A federal judge in Colorado is giving MyPillow CEO Mike Lindell's attorneys a slap on the wrist for using AI to write a legal brief full of mistakes, made-up cases, and misrepresentations of the law.

On Monday, District Court Judge Nina Wang fined attorneys Christopher Kachouroff and Jennifer DeMaster $3,000 apiece, saying they had failed to meet their professional obligations when they outsourced their work to artificial intelligence.

Wang said a February brief filed by Lindell's legal team contained "nearly 30 defective citations," and an order filed by Wang said Lindell's team did not admit to using generative AI when pressed about the errors.

Kachouroff only admitted to using AI to write his brief when asked directly by the judge, according to her order.
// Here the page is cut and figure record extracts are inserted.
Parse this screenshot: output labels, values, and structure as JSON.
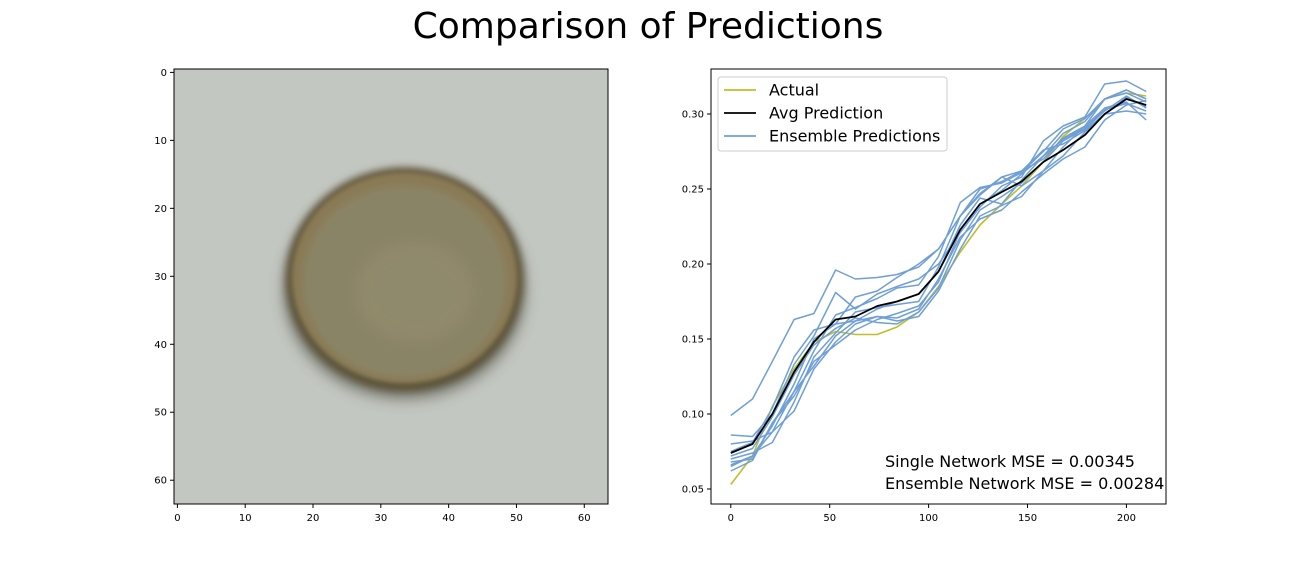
{
  "figure": {
    "title": "Comparison of Predictions"
  },
  "chart_data": [
    {
      "type": "image",
      "title": "",
      "xlabel": "",
      "ylabel": "",
      "xlim": [
        0,
        64
      ],
      "ylim": [
        64,
        0
      ],
      "x_ticks": [
        0,
        10,
        20,
        30,
        40,
        50,
        60
      ],
      "y_ticks": [
        0,
        10,
        20,
        30,
        40,
        50,
        60
      ],
      "content": "blurred brownish circular object centered on a light gray background",
      "colors": {
        "background": "#c3c7c1",
        "ring_dark": "#5b5239",
        "ring_edge": "#8a7a55",
        "fill": "#8a8466",
        "fill_light": "#958e70",
        "bottom_shadow": "#4a4a3c"
      },
      "object": {
        "center_x": 34,
        "center_y": 31,
        "radius_x": 17.5,
        "radius_y": 16.5
      }
    },
    {
      "type": "line",
      "title": "",
      "xlabel": "",
      "ylabel": "",
      "xlim": [
        -10,
        220
      ],
      "ylim": [
        0.04,
        0.33
      ],
      "x_ticks": [
        0,
        50,
        100,
        150,
        200
      ],
      "y_ticks": [
        0.05,
        0.1,
        0.15,
        0.2,
        0.25,
        0.3
      ],
      "y_tick_labels": [
        "0.05",
        "0.10",
        "0.15",
        "0.20",
        "0.25",
        "0.30"
      ],
      "x": [
        0,
        11,
        21,
        32,
        42,
        53,
        63,
        74,
        84,
        95,
        105,
        116,
        126,
        137,
        147,
        158,
        168,
        179,
        189,
        200,
        210
      ],
      "legend_position": "top-left",
      "colors": {
        "actual": "#bfbf2a",
        "avg": "#000000",
        "ensemble": "#6f9fd6"
      },
      "series": [
        {
          "name": "Actual",
          "role": "actual",
          "values": [
            0.053,
            0.072,
            0.105,
            0.13,
            0.148,
            0.155,
            0.153,
            0.153,
            0.158,
            0.168,
            0.185,
            0.208,
            0.226,
            0.24,
            0.252,
            0.268,
            0.285,
            0.297,
            0.31,
            0.314,
            0.312
          ]
        },
        {
          "name": "Avg Prediction",
          "role": "avg",
          "values": [
            0.074,
            0.08,
            0.1,
            0.128,
            0.148,
            0.163,
            0.165,
            0.172,
            0.175,
            0.18,
            0.195,
            0.223,
            0.24,
            0.248,
            0.255,
            0.268,
            0.276,
            0.286,
            0.3,
            0.31,
            0.306
          ]
        },
        {
          "name": "Ensemble Predictions",
          "role": "ensemble",
          "members": [
            [
              0.099,
              0.11,
              0.135,
              0.163,
              0.167,
              0.196,
              0.19,
              0.191,
              0.193,
              0.198,
              0.21,
              0.232,
              0.247,
              0.258,
              0.262,
              0.27,
              0.284,
              0.292,
              0.31,
              0.316,
              0.31
            ],
            [
              0.086,
              0.085,
              0.1,
              0.133,
              0.152,
              0.181,
              0.17,
              0.18,
              0.185,
              0.19,
              0.2,
              0.221,
              0.238,
              0.252,
              0.258,
              0.282,
              0.292,
              0.298,
              0.32,
              0.322,
              0.315
            ],
            [
              0.066,
              0.072,
              0.092,
              0.12,
              0.15,
              0.16,
              0.178,
              0.182,
              0.191,
              0.2,
              0.21,
              0.232,
              0.25,
              0.255,
              0.262,
              0.276,
              0.28,
              0.289,
              0.3,
              0.311,
              0.305
            ],
            [
              0.07,
              0.074,
              0.081,
              0.108,
              0.138,
              0.154,
              0.168,
              0.171,
              0.173,
              0.175,
              0.198,
              0.232,
              0.246,
              0.258,
              0.252,
              0.262,
              0.278,
              0.292,
              0.304,
              0.308,
              0.296
            ],
            [
              0.08,
              0.082,
              0.088,
              0.102,
              0.13,
              0.148,
              0.16,
              0.165,
              0.162,
              0.165,
              0.182,
              0.21,
              0.232,
              0.239,
              0.245,
              0.262,
              0.272,
              0.288,
              0.3,
              0.302,
              0.3
            ],
            [
              0.068,
              0.07,
              0.094,
              0.112,
              0.135,
              0.146,
              0.156,
              0.163,
              0.167,
              0.172,
              0.188,
              0.222,
              0.24,
              0.249,
              0.26,
              0.272,
              0.287,
              0.295,
              0.31,
              0.314,
              0.308
            ],
            [
              0.072,
              0.077,
              0.098,
              0.126,
              0.146,
              0.157,
              0.164,
              0.161,
              0.16,
              0.168,
              0.184,
              0.216,
              0.236,
              0.245,
              0.254,
              0.268,
              0.282,
              0.29,
              0.302,
              0.312,
              0.304
            ],
            [
              0.065,
              0.072,
              0.088,
              0.115,
              0.132,
              0.152,
              0.162,
              0.165,
              0.164,
              0.17,
              0.19,
              0.218,
              0.23,
              0.236,
              0.248,
              0.26,
              0.27,
              0.278,
              0.296,
              0.306,
              0.309
            ],
            [
              0.075,
              0.081,
              0.104,
              0.138,
              0.156,
              0.16,
              0.162,
              0.17,
              0.175,
              0.18,
              0.195,
              0.226,
              0.244,
              0.24,
              0.256,
              0.272,
              0.283,
              0.291,
              0.303,
              0.307,
              0.302
            ],
            [
              0.062,
              0.069,
              0.094,
              0.115,
              0.142,
              0.166,
              0.171,
              0.177,
              0.184,
              0.186,
              0.205,
              0.241,
              0.251,
              0.254,
              0.261,
              0.275,
              0.29,
              0.297,
              0.31,
              0.316,
              0.31
            ]
          ]
        }
      ],
      "annotations": [
        "Single Network MSE = 0.00345",
        "Ensemble Network MSE = 0.00284"
      ]
    }
  ]
}
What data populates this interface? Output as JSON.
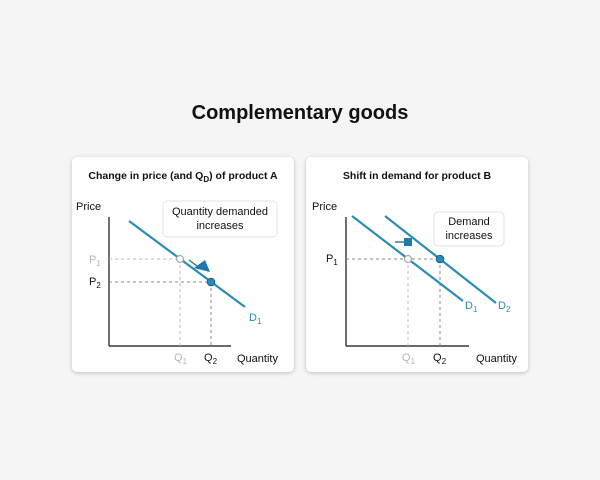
{
  "title": "Complementary goods",
  "colors": {
    "curve": "#2a8cb8",
    "curve_dark": "#1f78a6",
    "text": "#111111",
    "muted": "#b5b5b5",
    "dash": "#8a8a8a"
  },
  "panel_a": {
    "title_main": "Change in price (and Q",
    "title_sub": "D",
    "title_rest": ") of product A",
    "y_axis_label": "Price",
    "x_axis_label": "Quantity",
    "callout_line1": "Quantity demanded",
    "callout_line2": "increases",
    "p1_main": "P",
    "p1_sub": "1",
    "p2_main": "P",
    "p2_sub": "2",
    "q1_main": "Q",
    "q1_sub": "1",
    "q2_main": "Q",
    "q2_sub": "2",
    "curve_main": "D",
    "curve_sub": "1",
    "arrow_icon": "diagonal-arrow-icon"
  },
  "panel_b": {
    "title": "Shift in demand for product B",
    "y_axis_label": "Price",
    "x_axis_label": "Quantity",
    "callout_line1": "Demand",
    "callout_line2": "increases",
    "p1_main": "P",
    "p1_sub": "1",
    "q1_main": "Q",
    "q1_sub": "1",
    "q2_main": "Q",
    "q2_sub": "2",
    "d1_main": "D",
    "d1_sub": "1",
    "d2_main": "D",
    "d2_sub": "2",
    "arrow_icon": "right-arrow-icon"
  }
}
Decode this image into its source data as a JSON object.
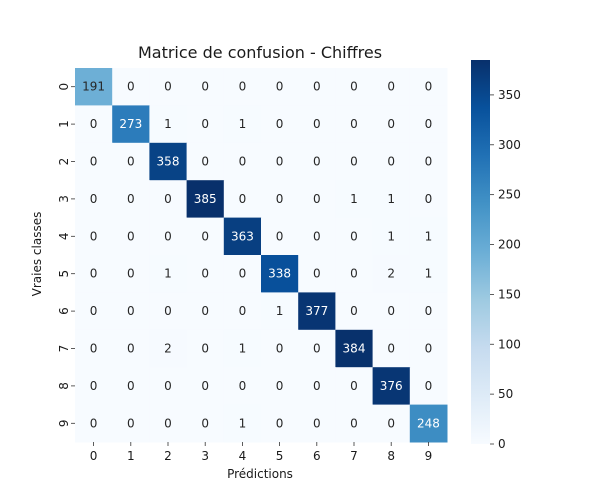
{
  "chart_data": {
    "type": "heatmap",
    "title": "Matrice de confusion - Chiffres",
    "xlabel": "Prédictions",
    "ylabel": "Vraies classes",
    "x_categories": [
      "0",
      "1",
      "2",
      "3",
      "4",
      "5",
      "6",
      "7",
      "8",
      "9"
    ],
    "y_categories": [
      "0",
      "1",
      "2",
      "3",
      "4",
      "5",
      "6",
      "7",
      "8",
      "9"
    ],
    "values": [
      [
        191,
        0,
        0,
        0,
        0,
        0,
        0,
        0,
        0,
        0
      ],
      [
        0,
        273,
        1,
        0,
        1,
        0,
        0,
        0,
        0,
        0
      ],
      [
        0,
        0,
        358,
        0,
        0,
        0,
        0,
        0,
        0,
        0
      ],
      [
        0,
        0,
        0,
        385,
        0,
        0,
        0,
        1,
        1,
        0
      ],
      [
        0,
        0,
        0,
        0,
        363,
        0,
        0,
        0,
        1,
        1
      ],
      [
        0,
        0,
        1,
        0,
        0,
        338,
        0,
        0,
        2,
        1
      ],
      [
        0,
        0,
        0,
        0,
        0,
        1,
        377,
        0,
        0,
        0
      ],
      [
        0,
        0,
        2,
        0,
        1,
        0,
        0,
        384,
        0,
        0
      ],
      [
        0,
        0,
        0,
        0,
        0,
        0,
        0,
        0,
        376,
        0
      ],
      [
        0,
        0,
        0,
        0,
        1,
        0,
        0,
        0,
        0,
        248
      ]
    ],
    "colorbar": {
      "min": 0,
      "max": 385,
      "ticks": [
        0,
        50,
        100,
        150,
        200,
        250,
        300,
        350
      ],
      "colormap": "Blues"
    },
    "colors": {
      "low": "#f7fbff",
      "high": "#08306b"
    }
  }
}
Legal ethics experts had previously called the fictitious citations in the brief "egregious."

Lindell lost the defamation lawsuit last month. A jury found Lindell and his company FrankSpeech LLC liable for defamatory statements made about a former executive of Denver-based Dominion Voting Systems.

Lindell and FrankSpeech were ordered to pay a combined $2.3 million in damages.

Lindell's defense did not present evidence that the 2020 election was rigged or that Dominion Voting Systems and its executive, Eric Coomer, had engaged in any criminal behavior related to the election, because they argued that it doesn't matter whether Lindell's election rigging theories were true or false – only that he believed them.

Lindell told 9NEWS he doesn't have the $2.3 million to pay Coomer, after testifying that he sank millions of his own money into backing his election rigging claims and that MyPillow is bankrupt, but he said he plans on appealing the case.